Optimizing longest Collatz chain in Haskell

Question 1

The answer is simple: don’t memoise numbers above one million, but do that with numbers below.

module Main where

import qualified Data.Map as M
import Data.List
import Data.Ord

main = print $ fst $ maximumBy (comparing snd) $ M.toList ansMap

ansMap :: M.Map Integer Int
ansMap = M.fromAscList [(i, collatz i) | i <- [1..1000000]]
  where collatz 1 = 0
        collatz x = if x' <= 1000000 then 1 + ansMap M.! x'
                                     else 1 + collatz x'
          where x' = if even x then x `div` 2 else x*3 + 1

Question 2

This is obv waaay late but I thought I'd post anyways for future readers' benefit (I imagine OP is long done with this problem).

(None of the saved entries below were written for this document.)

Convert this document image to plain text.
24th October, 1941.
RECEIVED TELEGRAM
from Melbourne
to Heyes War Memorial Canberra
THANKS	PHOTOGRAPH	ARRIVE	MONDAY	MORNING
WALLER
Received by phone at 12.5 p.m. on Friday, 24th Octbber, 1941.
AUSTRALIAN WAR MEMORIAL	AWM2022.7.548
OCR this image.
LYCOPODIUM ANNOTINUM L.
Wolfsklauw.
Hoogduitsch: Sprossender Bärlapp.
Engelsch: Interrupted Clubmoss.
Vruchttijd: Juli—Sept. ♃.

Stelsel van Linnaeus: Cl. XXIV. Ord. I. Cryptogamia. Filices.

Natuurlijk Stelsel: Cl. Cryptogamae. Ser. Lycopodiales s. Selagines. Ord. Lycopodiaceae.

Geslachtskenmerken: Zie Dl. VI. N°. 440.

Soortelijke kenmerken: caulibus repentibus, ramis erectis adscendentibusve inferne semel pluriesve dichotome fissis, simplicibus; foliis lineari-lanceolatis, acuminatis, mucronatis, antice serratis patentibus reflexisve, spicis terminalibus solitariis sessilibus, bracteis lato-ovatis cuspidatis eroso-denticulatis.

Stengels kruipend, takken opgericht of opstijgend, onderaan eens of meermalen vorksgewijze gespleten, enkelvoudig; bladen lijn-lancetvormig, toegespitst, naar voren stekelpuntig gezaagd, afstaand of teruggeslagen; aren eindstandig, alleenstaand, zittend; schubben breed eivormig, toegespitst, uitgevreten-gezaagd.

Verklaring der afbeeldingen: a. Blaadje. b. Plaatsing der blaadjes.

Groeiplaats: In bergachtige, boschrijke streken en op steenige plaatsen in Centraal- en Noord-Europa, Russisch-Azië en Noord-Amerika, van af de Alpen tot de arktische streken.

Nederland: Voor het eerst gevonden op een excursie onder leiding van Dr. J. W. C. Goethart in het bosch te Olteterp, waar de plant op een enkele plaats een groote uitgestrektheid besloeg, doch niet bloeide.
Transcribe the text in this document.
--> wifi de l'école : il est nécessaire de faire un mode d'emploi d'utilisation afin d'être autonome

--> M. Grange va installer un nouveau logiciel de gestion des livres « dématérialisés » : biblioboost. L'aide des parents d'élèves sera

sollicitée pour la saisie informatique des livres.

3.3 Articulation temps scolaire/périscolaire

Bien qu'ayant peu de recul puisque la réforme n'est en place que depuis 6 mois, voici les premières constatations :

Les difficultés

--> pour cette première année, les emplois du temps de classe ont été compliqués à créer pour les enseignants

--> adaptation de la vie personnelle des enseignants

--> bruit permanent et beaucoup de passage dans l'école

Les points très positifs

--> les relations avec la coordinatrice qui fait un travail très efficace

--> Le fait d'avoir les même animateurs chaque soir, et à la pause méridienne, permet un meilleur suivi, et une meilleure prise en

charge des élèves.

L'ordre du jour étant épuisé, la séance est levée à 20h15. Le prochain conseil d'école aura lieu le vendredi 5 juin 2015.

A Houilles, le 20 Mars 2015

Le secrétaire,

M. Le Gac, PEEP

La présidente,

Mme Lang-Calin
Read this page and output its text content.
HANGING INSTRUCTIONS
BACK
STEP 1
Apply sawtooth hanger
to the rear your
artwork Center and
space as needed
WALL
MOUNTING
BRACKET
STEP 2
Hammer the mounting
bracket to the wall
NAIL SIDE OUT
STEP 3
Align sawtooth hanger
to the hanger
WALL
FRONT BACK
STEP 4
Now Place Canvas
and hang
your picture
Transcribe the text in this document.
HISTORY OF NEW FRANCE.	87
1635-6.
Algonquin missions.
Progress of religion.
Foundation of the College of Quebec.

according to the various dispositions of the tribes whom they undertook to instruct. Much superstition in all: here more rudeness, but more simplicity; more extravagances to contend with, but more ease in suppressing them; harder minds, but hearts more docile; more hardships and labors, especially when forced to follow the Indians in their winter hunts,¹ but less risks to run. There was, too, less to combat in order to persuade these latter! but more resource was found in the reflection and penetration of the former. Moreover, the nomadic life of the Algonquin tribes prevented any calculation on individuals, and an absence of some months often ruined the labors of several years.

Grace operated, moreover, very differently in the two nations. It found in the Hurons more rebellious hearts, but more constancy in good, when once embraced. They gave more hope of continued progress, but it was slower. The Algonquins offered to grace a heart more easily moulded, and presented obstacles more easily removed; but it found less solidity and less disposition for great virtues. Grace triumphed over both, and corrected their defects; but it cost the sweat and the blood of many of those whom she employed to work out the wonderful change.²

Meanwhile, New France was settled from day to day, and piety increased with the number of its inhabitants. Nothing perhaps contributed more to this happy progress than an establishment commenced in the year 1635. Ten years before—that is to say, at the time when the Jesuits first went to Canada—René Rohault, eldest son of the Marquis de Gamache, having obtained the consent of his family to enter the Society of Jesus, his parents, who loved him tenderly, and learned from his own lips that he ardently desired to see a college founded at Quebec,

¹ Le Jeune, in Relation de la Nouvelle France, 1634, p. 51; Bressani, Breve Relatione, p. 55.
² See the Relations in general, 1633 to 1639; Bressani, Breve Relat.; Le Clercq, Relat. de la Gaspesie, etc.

TL;DR: I think we probably want to use the Data.Vector package for this problem (and similar types of problems).

Longer version:

According to the Haskell docs, a Map (from Data.Map) has O(log N) access time whereas a Vector (from Data.Vector) has O(1) access; we can see the difference in the results below: the vector implementation runs ~3x faster. (Both are way better than lists which have O(N) access time.)

A couple of benchmarks are included below. The tests were intentionally not run one after another so as to prevent any cache-based optimization.

A couple of observations:

The largest absolute improvement (from the code in the original post) was due to the addition of type signatures; without being explicitly told that the data was of type Int, Haskell's type system was inferring that the data was of type Integer (which is obv bigger and slower)
A bit counterintuitive but, results are virtually indistinguishable between foldl1' and foldl1. (I double checked the code and ran these a few times just to make sure.)
Vector and Array (and, to a certain extent, Map) allow for decent improvement primarily as a result of memoization. (Note that OP's solution is likely a lot faster than a list-based solution that tried to use memoization given lists' O(N) access time.)

Here are a couple of benchmarks (all compiled using O2):

                                                       Probably want to look
                                                         at these numbers        
                                                                |             
                                                                V         
Data.Vector                     0.35s user 0.10s system 97% cpu 0.468 total
Data.Array (Haskell.org)        0.31s user 0.21s system 98% cpu 0.530 total
Data.Map (above answer)         1.31s user 0.46s system 99% cpu 1.772 total
Control.Parallel (Haskell.org)  1.75s user 0.05s system 99% cpu 1.799 total
OP (`Int` type sigs + foldl')   3.60s user 0.06s system 99% cpu 3.674 total
OP (`Int` type sigs)            3.53s user 0.16s system 99% cpu 3.709 total
OP (verbatim)                   3.36s user 4.77s system 99% cpu 8.146 total

Source of figures from Haskell.org: https://www.haskell.org/haskellwiki/Euler_problems/11_to_20#Problem_14

The Data.Vector implementation used to generate the above results:

import Data.Vector ( Vector, fromList, maxIndex, (!) )

main :: IO ()
main = putStrLn $ show $ largestCollatz 1000000

largestCollatz :: Int -> Int
largestCollatz n = maxIndex vector
  where 
    vector :: Vector Int               
    vector = fromList $ 0 : 1 : [collatz x x 0 | x <- [2..n]]

    collatz m i c =
      case i < m of
        True  -> c + vector ! i
        False -> let j = if even i then i `div` 2 else 3*i + 1
                 in collatz m j (c+1)